• Caracas (Venezuela)

Gustavo Briceño

Al instante

Dos Venezuela

  • Tweet:

  • Facebook Like:

  • Addthis Share:

En estos días asistí a un matrimonio y ha acontecido algo muy conmovedor en demasía. Las familias de los que contraían matrimonio del novio eran chavistas y la familia de la novia eran opositores. La tragedia filmada pomposamente es que se pusieron de acuerdo, y las familias por separado han hecho fiestas en lugares diferentes, para no tropezarse los unos con los otros y así evitar trifulcas e inconvenientes personales innecesarios. Les digo que la fiesta se realiza de manera activa y visitada por gente de clase media, lo que significa y refleja una situación jamás vista en nuestro país e imposible de imaginar en estos y azorados comienzos del siglo XXI: una división familiar y de amistad, producto de unas políticas y acontecimientos culturales debidamente provocados por el ultimo gobierno que rige los destinos del país desde hace ya más de 15 años.

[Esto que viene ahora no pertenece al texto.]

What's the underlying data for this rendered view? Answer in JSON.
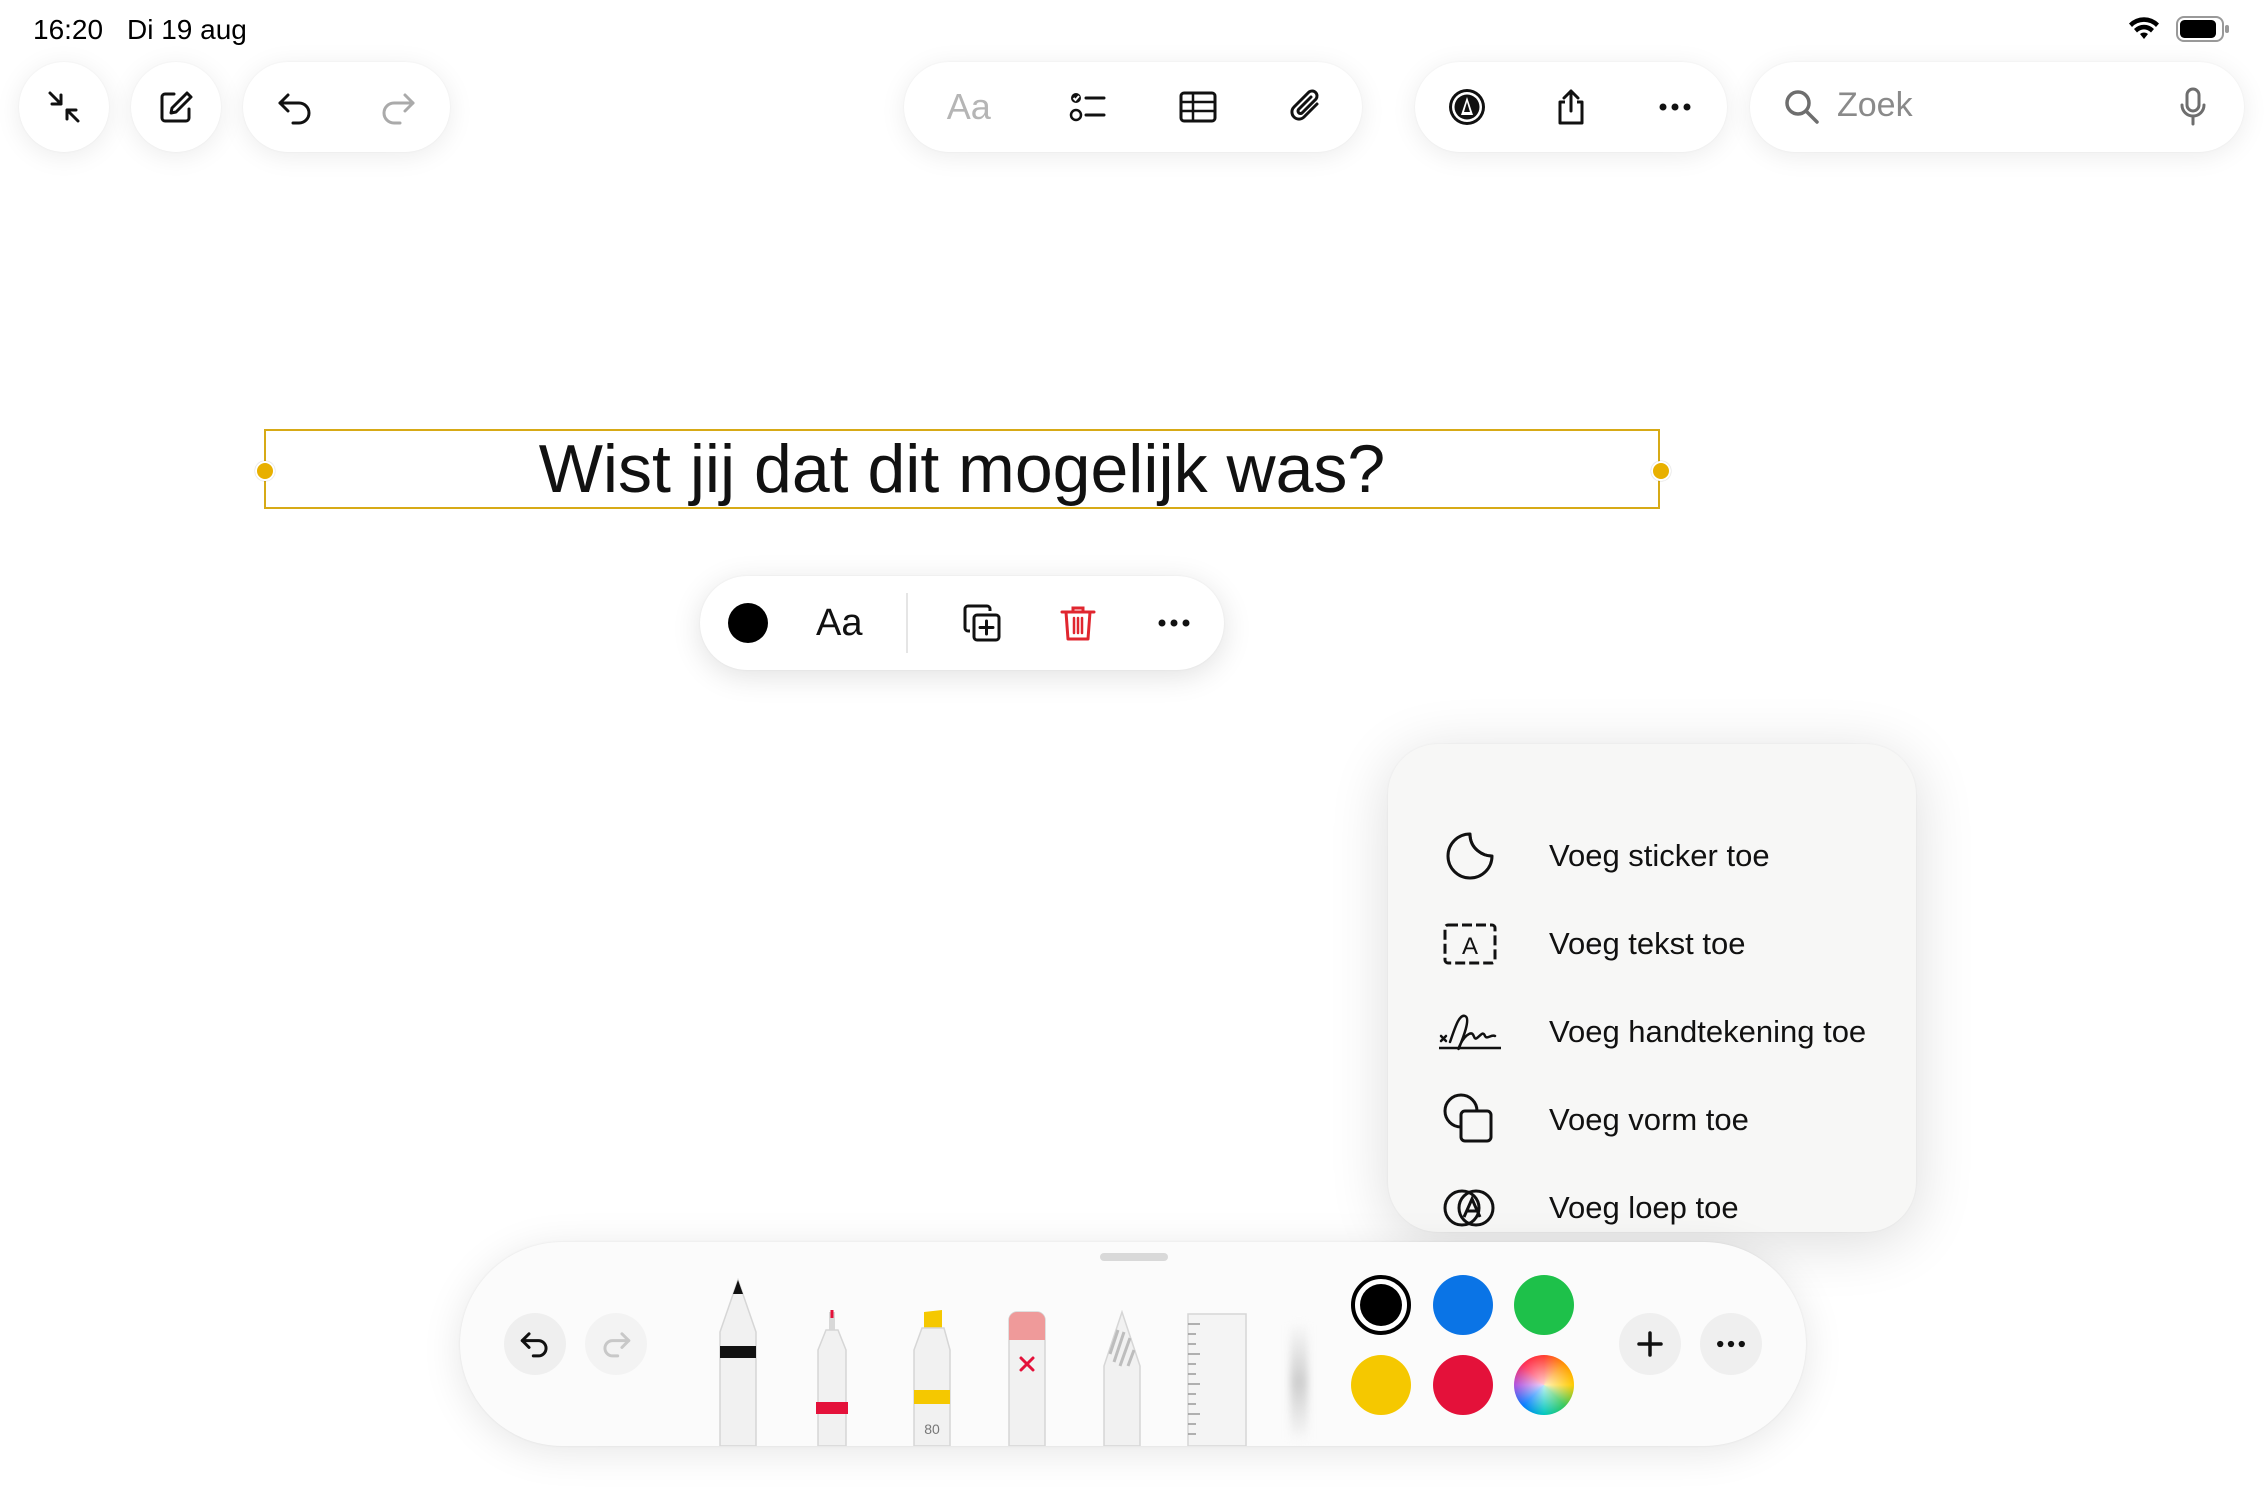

El chavismo como expresión política y cultural de un país como Venezuela, refleja una circunstancia que debería de definirse en su sentido práctico y convencional: Hugo Chávez Frías, quiérase o no, fue un hombre acabado sustantivamente dentro del mundo del resentimiento cultural que lo llevó a presidir un país harto de injusticias sociales y que ha provocado por desfortuna una clase social con severos complejos de inferioridad y que este actor político encarnó en toda su extensión y en todas sus consecuencias. Esta es una verdad que los venezolanos debemos analizar con precisión y sobre todo con objetividad. Para ello, es obligatorio asumir una actitud realista y admitir que históricamente y, sobre todo, socialmente nuestro país ha estado dominado por una clase pudiente o adinerada –esto puede ser discutible– y que le ha correspondido dirigir a Venezuela con sus pretensiones políticas y que en el transcurrir de estos últimos 200 años de república, formalmente constituida, ha tenido grandes aciertos así como inexplicables errores.

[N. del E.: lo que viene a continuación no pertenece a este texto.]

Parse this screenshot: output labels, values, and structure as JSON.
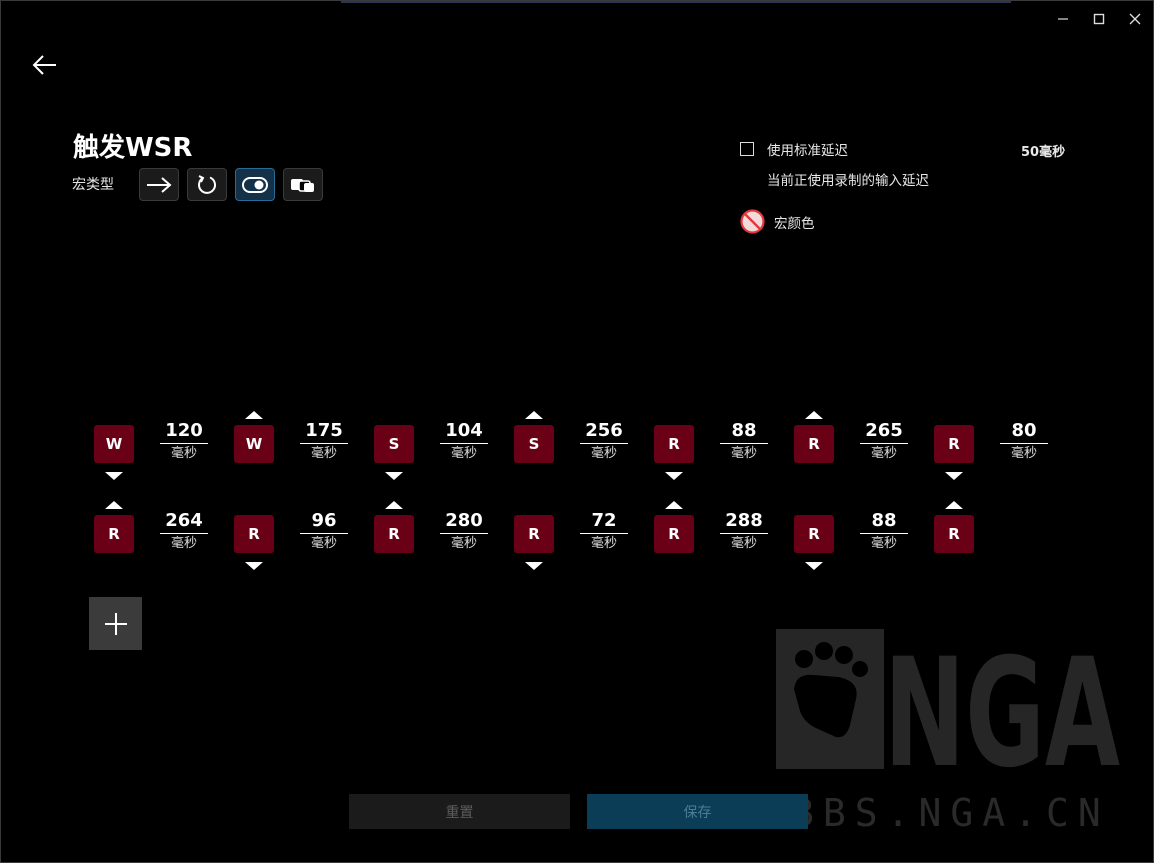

El chavismo –como categoría política y sobre todo cultural– representa por somera consecuencia a esa Venezuela que durante muchos años estuvo al margen de los acontecimientos de la política doméstica e internacional, prácticamente de los  siglos XIX y XX provocando sobre todo en el plano cultural y genuino un sentimiento de rabia y menosprecio por la tradicional clase gobernante.

Me pregunto: ¿quiénes entonces están en el poder? ¿Quiénes en la realidad nos gobiernan? Quienes están en el poder son aquellos venezolanos que invocan dentro de sí el resentimiento por no haber participado en los quehaceres de un país llamado Venezuela, y que ejemplifica, desde luego, la producción de una política que ha llevado a dividir a los venezolanos entre aquellos que quieren el país y aquellos que no lo quieren. Estas manifestaciones culturales del resentimiento social llevan al chavismo a desdeñar determinadas políticas económicas, como, por ejemplo, la producción industrial, porque esa es una labor de productores propietarios o detentadores de la propiedad privada que toda la vida “lo que han hecho es explotar el pobre pueblo de Venezuela”. Cuando los resentidos asumen los poderes que la Constitución y las leyes les confieren no se preocupan por producir ni mucho menos por mejorar los servicios públicos, su interés es dar y regalar (misiones) para convencerse ellos y a la sociedad en general de que el pobre pueblo solo tiene derecho de recibir pero no de producir. Esta es la evidente razón por medio de la cual el fin es mantener al pueblo acostumbradamente pobre con la sola finalidad de mantenerse en el poder del que gobierna, y acabar, desde luego, con el fantasma de la burguesía y todo lo que ello implica en una revolución que en la realidad de los hechos no tiene,  como se dice en términos simples, ni pie ni cabeza.

Ahora bien, ¿qué nos corresponde hacer y verificar a la sociedad civil tan sedienta de valor y de grandeza? ¿Por qué la existencia de sociedades diferentes que hasta se dividen la celebración de un acontecimiento social tan importante como celebrar un matrimonio? Tenemos que definir a plazos medianos y no muy largos quiénes somos los venezolanos que habitamos en esta tierra. O somos todos lo que estamos viviendo, tanto chavistas como “escuálidos”, o simplemente somos un país donde conviven dos tipos de ciudadanos. Debo hacer un esfuerzo en pensar que la última idea no es real, y luchar y convencernos para que ello no sea así. Sin embargo, la fiesta del sábado pasado me hizo pensar muy seriamente que ya existe en nuestro país dos Venezuela. ¿Usted lo piensa igual? Así lo creo.